During the three months ended March 31, 2013, Monitronics used cash of $46.0 million to fund purchases of subscriber accounts net of holdback and guarantee obligations.

At March 31, 2013, the existing long-term debt of Monitronics includes the principal balance of $1.1 billion under its Senior Notes, Credit Facility, and Credit Revolver. The Senior Notes have an outstanding principal balance of $410.0 million as of March 31, 2013 and mature on April 1, 2020. The Credit Facility term loan has an outstanding principal balance of $688.8 million as of March 31, 2013 and requires principal payments of $1.7 million per quarter with the remaining outstanding balance becoming due on March 23, 2018. The Credit Facility revolver has an outstanding balance of $21.5 million as of March 31, 2013 and becomes due on December 22, 2017.

Forward Looking Statements

This press release includes certain forward-looking statements within the meaning of the Private Securities Litigation Reform Act of 1995, including statements about business strategies, acquisition opportunities, market potential, consumer demand for interactive and home automation services, the integration of acquired assets and businesses, estimated interest expense savings, future financial prospects and other matters that are not historical facts. These forward-looking statements involve many risks and uncertainties that could cause actual results to differ materially from those expressed or implied by such statements, including, without limitation, possible changes in market acceptance of our services, technological innovations in the alarm monitoring industry, competitive issues, continued access to capital on terms acceptable to Ascent, our ability to capitalize on acquisition opportunities, general market and economic conditions, and changes in law and government regulations. These forward-looking statements speak only as of the date of this press release, and Ascent expressly disclaims any obligation or undertaking to disseminate any updates or revisions to any forward-looking statement contained herein to reflect any change in Ascent’s expectations with regard thereto or any change in events, conditions or circumstances on which any such statement is based.
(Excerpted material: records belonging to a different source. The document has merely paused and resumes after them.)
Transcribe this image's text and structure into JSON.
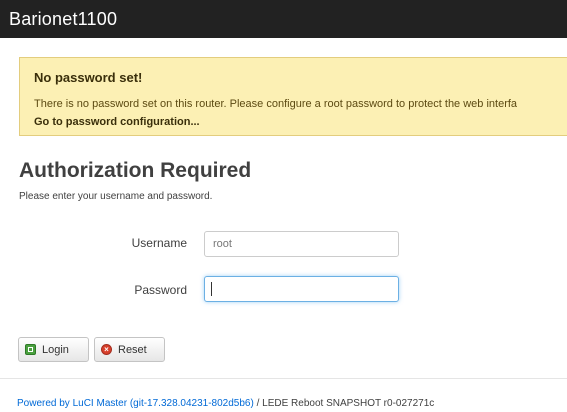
{
  "header": {
    "brand": "Barionet1100"
  },
  "alert": {
    "title": "No password set!",
    "text": "There is no password set on this router. Please configure a root password to protect the web interfa",
    "link": "Go to password configuration..."
  },
  "auth": {
    "title": "Authorization Required",
    "description": "Please enter your username and password.",
    "username_label": "Username",
    "username_value": "root",
    "password_label": "Password",
    "password_value": ""
  },
  "buttons": {
    "login": "Login",
    "reset": "Reset"
  },
  "footer": {
    "link_text": "Powered by LuCI Master (git-17.328.04231-802d5b6)",
    "rest_text": " / LEDE Reboot SNAPSHOT r0-027271c"
  },
  "colors": {
    "topbar": "#222222",
    "alert_bg": "#fcf0b4",
    "link": "#0069d6",
    "login_icon": "#4aa03f",
    "reset_icon": "#d8402c"
  },
  "icons": {
    "login": "login-icon",
    "reset": "reset-icon"
  }
}
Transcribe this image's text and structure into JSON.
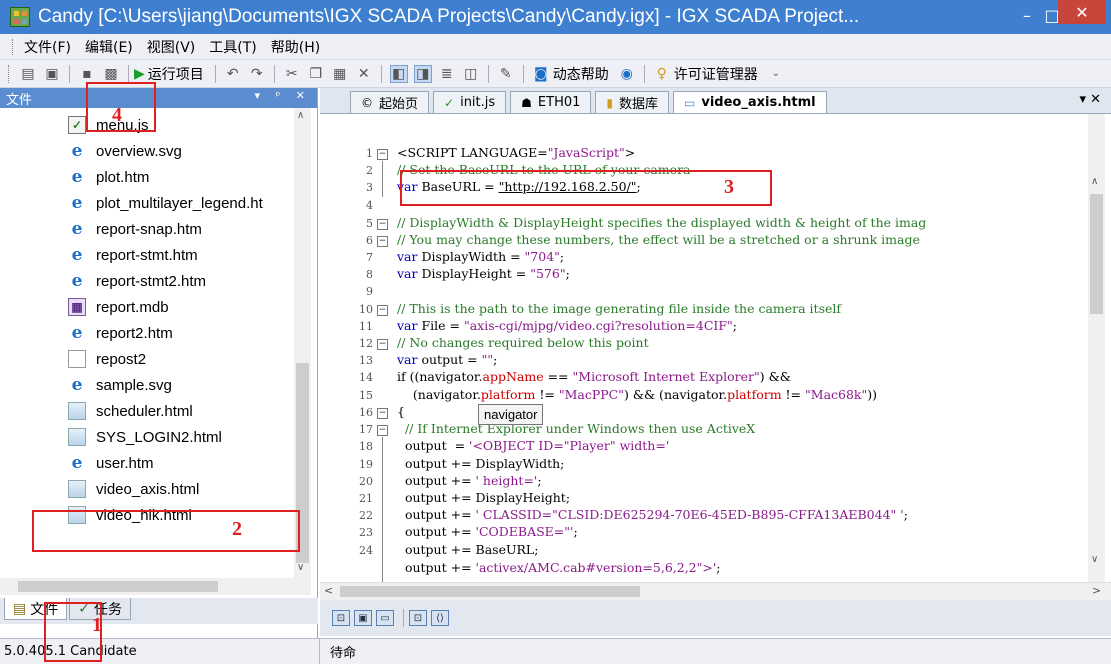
{
  "window": {
    "title": "Candy [C:\\Users\\jiang\\Documents\\IGX SCADA Projects\\Candy\\Candy.igx] - IGX SCADA Project...",
    "minimize": "–",
    "maximize": "□",
    "close": "✕"
  },
  "menu": [
    "文件(F)",
    "编辑(E)",
    "视图(V)",
    "工具(T)",
    "帮助(H)"
  ],
  "toolbar": {
    "run_label": "运行项目",
    "help_label": "动态帮助",
    "license_label": "许可证管理器"
  },
  "left_panel": {
    "title": "文件",
    "header_buttons": "▾ ᵖ ✕",
    "files": [
      {
        "name": "menu.js",
        "icon": "js-file-icon"
      },
      {
        "name": "overview.svg",
        "icon": "ie-file-icon"
      },
      {
        "name": "plot.htm",
        "icon": "ie-file-icon"
      },
      {
        "name": "plot_multilayer_legend.ht",
        "icon": "ie-file-icon"
      },
      {
        "name": "report-snap.htm",
        "icon": "ie-file-icon"
      },
      {
        "name": "report-stmt.htm",
        "icon": "ie-file-icon"
      },
      {
        "name": "report-stmt2.htm",
        "icon": "ie-file-icon"
      },
      {
        "name": "report.mdb",
        "icon": "mdb-file-icon"
      },
      {
        "name": "report2.htm",
        "icon": "ie-file-icon"
      },
      {
        "name": "repost2",
        "icon": "blank-file-icon"
      },
      {
        "name": "sample.svg",
        "icon": "ie-file-icon"
      },
      {
        "name": "scheduler.html",
        "icon": "html-file-icon"
      },
      {
        "name": "SYS_LOGIN2.html",
        "icon": "html-file-icon"
      },
      {
        "name": "user.htm",
        "icon": "ie-file-icon"
      },
      {
        "name": "video_axis.html",
        "icon": "html-file-icon"
      },
      {
        "name": "video_hik.html",
        "icon": "html-file-icon"
      }
    ],
    "tabs": [
      "文件",
      "任务"
    ]
  },
  "editor": {
    "tabs": [
      "起始页",
      "init.js",
      "ETH01",
      "数据库",
      "video_axis.html"
    ],
    "tooltip": "navigator"
  },
  "status": {
    "version": "5.0.405.1 Candidate",
    "state": "待命"
  },
  "annotations": {
    "n1": "1",
    "n2": "2",
    "n3": "3",
    "n4": "4"
  }
}
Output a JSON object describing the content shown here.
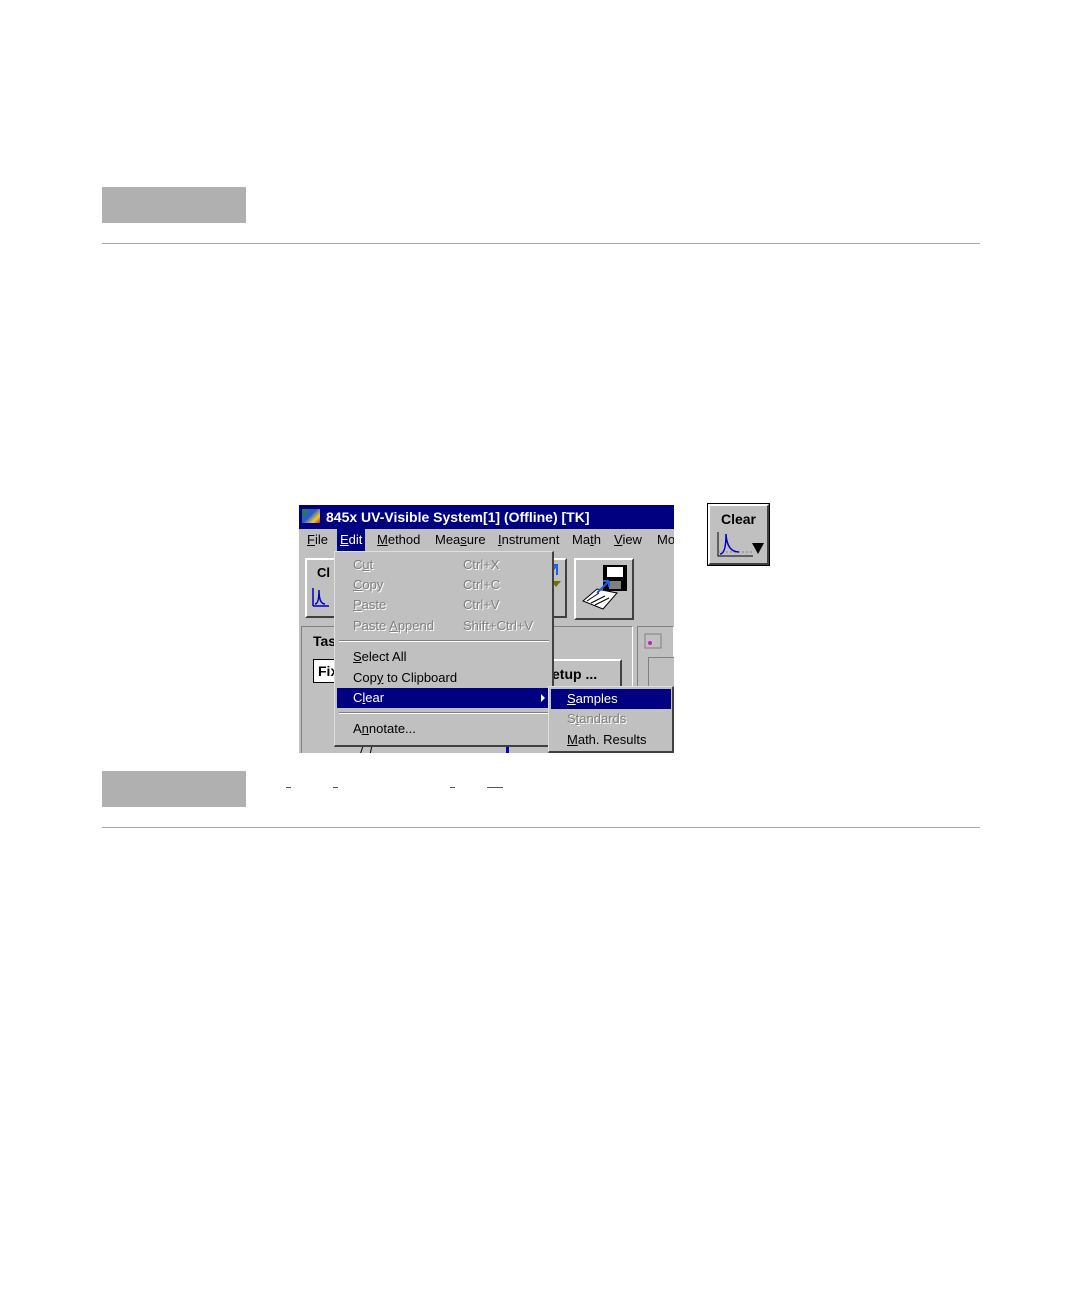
{
  "window": {
    "title": "845x UV-Visible System[1] (Offline) [TK]",
    "menu": [
      {
        "pre": "",
        "key": "F",
        "post": "ile"
      },
      {
        "pre": "",
        "key": "E",
        "post": "dit"
      },
      {
        "pre": "",
        "key": "M",
        "post": "ethod"
      },
      {
        "pre": "Mea",
        "key": "s",
        "post": "ure"
      },
      {
        "pre": "",
        "key": "I",
        "post": "nstrument"
      },
      {
        "pre": "Ma",
        "key": "t",
        "post": "h"
      },
      {
        "pre": "",
        "key": "V",
        "post": "iew"
      },
      {
        "pre": "M",
        "key": "",
        "post": "o"
      }
    ],
    "partial": {
      "toolbar_clear": "Cl",
      "task_label": "Tas",
      "task_field": "Fix",
      "setup_button": "etup ..."
    }
  },
  "edit_menu": {
    "cut": {
      "pre": "C",
      "key": "u",
      "post": "t",
      "shortcut": "Ctrl+X"
    },
    "copy": {
      "pre": "",
      "key": "C",
      "post": "opy",
      "shortcut": "Ctrl+C"
    },
    "paste": {
      "pre": "",
      "key": "P",
      "post": "aste",
      "shortcut": "Ctrl+V"
    },
    "paste_append": {
      "pre": "Paste ",
      "key": "A",
      "post": "ppend",
      "shortcut": "Shift+Ctrl+V"
    },
    "select_all": {
      "pre": "",
      "key": "S",
      "post": "elect All"
    },
    "copy_clipboard": {
      "pre": "Cop",
      "key": "y",
      "post": " to Clipboard"
    },
    "clear": {
      "pre": "C",
      "key": "l",
      "post": "ear"
    },
    "annotate": {
      "pre": "A",
      "key": "n",
      "post": "notate..."
    }
  },
  "clear_submenu": {
    "samples": {
      "pre": "",
      "key": "S",
      "post": "amples"
    },
    "standards": {
      "pre": "S",
      "key": "t",
      "post": "andards"
    },
    "math_results": {
      "pre": "",
      "key": "M",
      "post": "ath. Results"
    }
  },
  "clear_button": {
    "label": "Clear"
  }
}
Please refer to the publicly filed documents of Ascent, including the most recent Form 10-K and 10-Q, for additional information about Ascent and about the risks and uncertainties related to Ascent’s business which may affect the statements made in this press release.

About Ascent Capital Group, Inc.

Ascent is a holding company and owns 100 percent of its operating subsidiary, Monitronics, one of the nation's largest, fastest-growing home security alarm monitoring companies, headquartered in Dallas, TX, and certain former subsidiaries of Ascent Media Group, LLC.